IF THERE is one thing David Wenham proved with his roles in SeaChange and the movie The Boys, it was that his drama teacher was a terrible soothsayer.

Wenham, the teacher said, would do well in theatre but could forget about a career in film or television.

If not for the fact that his drama teacher now lives in
Turkey and has probably never seen SeaChange or Wenham's award-winning The Boys, you'd imagine he's eating humble pie.

Last year was a towering time for Wenham in both television and film.

There was his performance as SeaChange's Diver Dan, an enigmatic ferry man/cafe owner/fisherman with a seductively melodic voice and neckerchief that he wore perpetually tied at a rakish angle.

The role fitted him like a comfortable coat.

Female hearts were set aflutter by his quirky raise of an eyebrow, the wry smile and the dry humor - cloaked by the hint of a dark past.

Then came a stunningly disparate performance as Brett Sprague in The Boys, a disturbing Australian movie based on the murder of
Sydney woman Anita Cobby.

As Sprague, Wenham was as intense and ferocious as Diver Dan was relaxed.

"A film like The Boys defined David as a great actor, but SeaChange defined him as a leading man and we're a bit light on for them," says SeaChange co-writer Andrew Knight.

But how does the shortish, 30-year-old actor with ginger hair and scraggly beard earn such a grandiose level of acclaim?
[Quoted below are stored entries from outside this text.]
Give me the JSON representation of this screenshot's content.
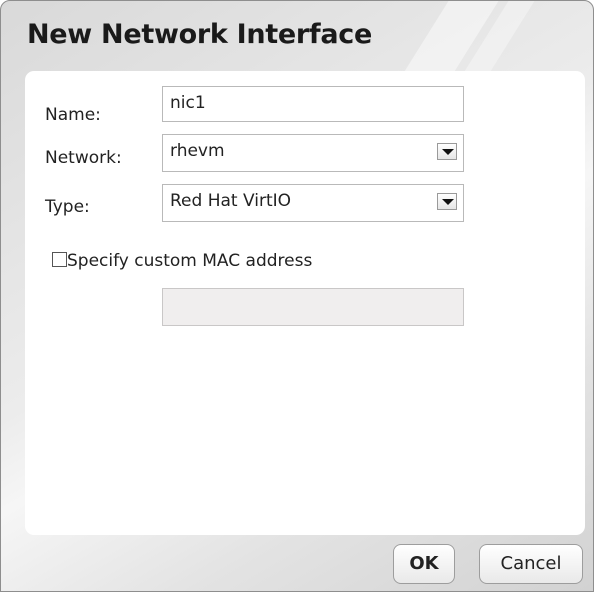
{
  "dialog": {
    "title": "New Network Interface"
  },
  "form": {
    "name_label": "Name:",
    "name_value": "nic1",
    "network_label": "Network:",
    "network_value": "rhevm",
    "type_label": "Type:",
    "type_value": "Red Hat VirtIO",
    "custom_mac_label": "Specify custom MAC address",
    "custom_mac_checked": false,
    "mac_value": ""
  },
  "buttons": {
    "ok_label": "OK",
    "cancel_label": "Cancel"
  }
}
It's not like he possesses Mel Gibson's looks.

Even Wenham finds it hard to explain. He scratches the ginger beard that has become his trademark - a beard he can't wait to shave off.

"I love the character (of Diver Dan) so it's hard for me to be objective," he says.

"It was quite a long journey for me, too, to eventually locate him. I began by looking as far away from myself as possible and it didn't work. There was no resonance. So it came back closer to myself."

Wenham is so in demand he has joined the list of Australian stars getting calls from casting agents in
Los Angeles.

His LA agent recently asked whether Wenham would consider appearing in an Arnold Schwarzenegger project. Wenham turned it down, preferring instead to do the stage play ART in
Sydney with Tom Conti and John Waters.

Wenham was in
Hawaii last year, starring as a Flemish priest in Paul Cox's film Molokai when the first wave of "Wenham-frenzy" hit in Australia with SeaChange.